Problems were solved but not necessarily in the most efficient ways. Sound ranging, for instance, was a technique for triangulating on and calculating the location of distant artillery fire. Done accurately, artillery guns could be laid onto their targets quickly and in ways that made the destructive and suppressive capacities of these weapons more effective. However, solving the problem of using sound to calculate range happened without central direction from the War Office. Instead, the Cambridge physicist, William Lawrence Bragg (1890–1971), worked with former students and mobilised Cambridge scientists and the Royal Engineers to independently work out a solution to range-finding through sound, which itself had been inspired by French innovations.[24]
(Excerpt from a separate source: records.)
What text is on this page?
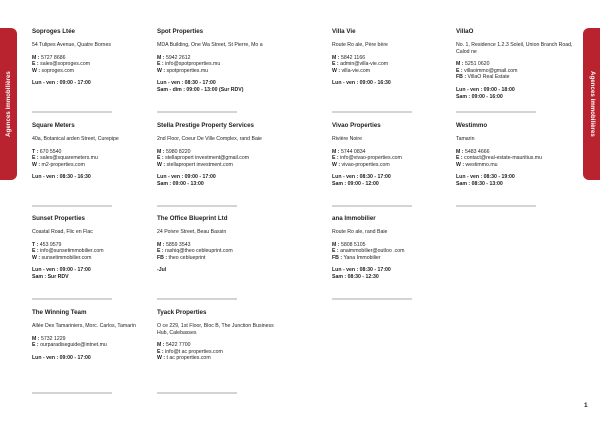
Agences immobilières	Agences immobilières
Soproges Ltée
54 Tulipes Avenue, Quatre Bornes
M : 5727 8686
E : sales@soproges.com
W : soproges.com
Lun - ven : 09:00 - 17:00
Square Meters
40a, Botanical arden Street, Curepipe
T : 670 5540
E : sales@squaremeters.mu
W : m2-properties.com
Lun - ven : 08:30 - 16:30
Sunset Properties
Coastal Road, Flic en Flac
T : 453 9579
E : info@sunsetimmobilier.com
W : sunsetimmobilier.com
Lun - ven : 09:00 - 17:00
Sam : Sur RDV
The Winning Team
Allée Des Tamariniers, Morc. Carlos, Tamarin
M : 5732 1229
E : ourparadiseguide@intnet.mu
Lun - ven : 09:00 - 17:00
Spot Properties
MDA Building, One Wa Street, St Pierre, Mo a
M : 5942 2612
E : info@spotproperties.mu
W : spotproperties.mu
Lun - ven : 08:30 - 17:00
Sam - dim : 09:00 - 13:00 (Sur RDV)
Stella Prestige Property Services
2nd Floor, Coeur De Ville Complex, rand Baie
M : 5980 8220
E : stellapropert investment@gmail.com
W : stellapropert investment.com
Lun - ven : 09:00 - 17:00
Sam : 09:00 - 13:00
The Office Blueprint Ltd
24 Poivre Street, Beau Bassin
M : 5859 3543
E : rashiq@theo cebleuprint.com
FB : theo ceblueprint
-Jul
Tyack Properties
O ce 229, 1st Floor, Bloc B, The Junction Business Hub, Calebasses
M : 5422 7700
E : info@t ac properties.com
W : t ac properties.com
Villa Vie
Route Ro ale, Père bère
M : 5842 1166
E : admin@villa-vie.com
W : villa-vie.com
Lun - ven : 09:00 - 16:30
Vivao Properties
Rivière Noire
M : 5744 0834
E : info@vivao-properties.com
W : vivao-properties.com
Lun - ven : 08:30 - 17:00
Sam : 09:00 - 12:00
ana Immobilier
Route Ro ale, rand Baie
M : 5808 5105
E : anaimmobilier@outloo .com
FB : Yana Immobilier
Lun - ven : 08:30 - 17:00
Sam : 08:30 - 12:30
VillaO
No. 1, Residence 1.2.3 Soleil, Union Branch Road, Calod ne
M : 5251 0620
E : villaoimmo@gmail.com
FB : VillaO Real Estate
Lun - ven : 09:00 - 18:00
Sam : 09:00 - 16:00
Westimmo
Tamarin
M : 5483 4666
E : contact@real-estate-mauritius.mu
W : westimmo.mu
Lun - ven : 08:30 - 19:00
Sam : 08:30 - 13:00
1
Nevertheless, the problems and challenges associated with the government’s initial engagement with science did produce the conditions for drawing more closely on the work of imperial and colonial universities in Canada, Australia, South Africa and New Zealand. Settler universities reflected the narratives and politics of colonial interests. This tended to reinforce existing prejudices about race and the superiority of British civilisation. At the same time, despite having an ambition to educate a colonial elite, these institutions were much more willing to embrace practical curricula such as engineering and medicine. With the start of the First World War, this put colonial institutions in a position where they became “indispensable to national survival.”[25] However, as one scholar noted, if the efforts of universities across the Empire helped to produce victory, then they also served to reinforce a narrative of British superiority.[26]

Conclusion

Britain’s ability to engage in total war evolved over the course of the First World War. Lacking central government direction, soldiers, engineers, scientists and industrialists were, for the first half of the war, compelled to improvise and do their best. They did find solutions to battlefield problems. The ability to produce optimal results that properly drew technologists and scientists down to the frontlines nevertheless meant institutionalising a number of relationships between constituencies who had previously only worked together in ad hoc ways. As the war progressed, the creation of the Ministry of Munitions helped to address bottlenecks in ordnance and equipment supply. However, the possibility that science and technology might be systematically harnessed to deliver truly war-winning innovations would only come closer to full realisation in the lead-up to and during the Second World War.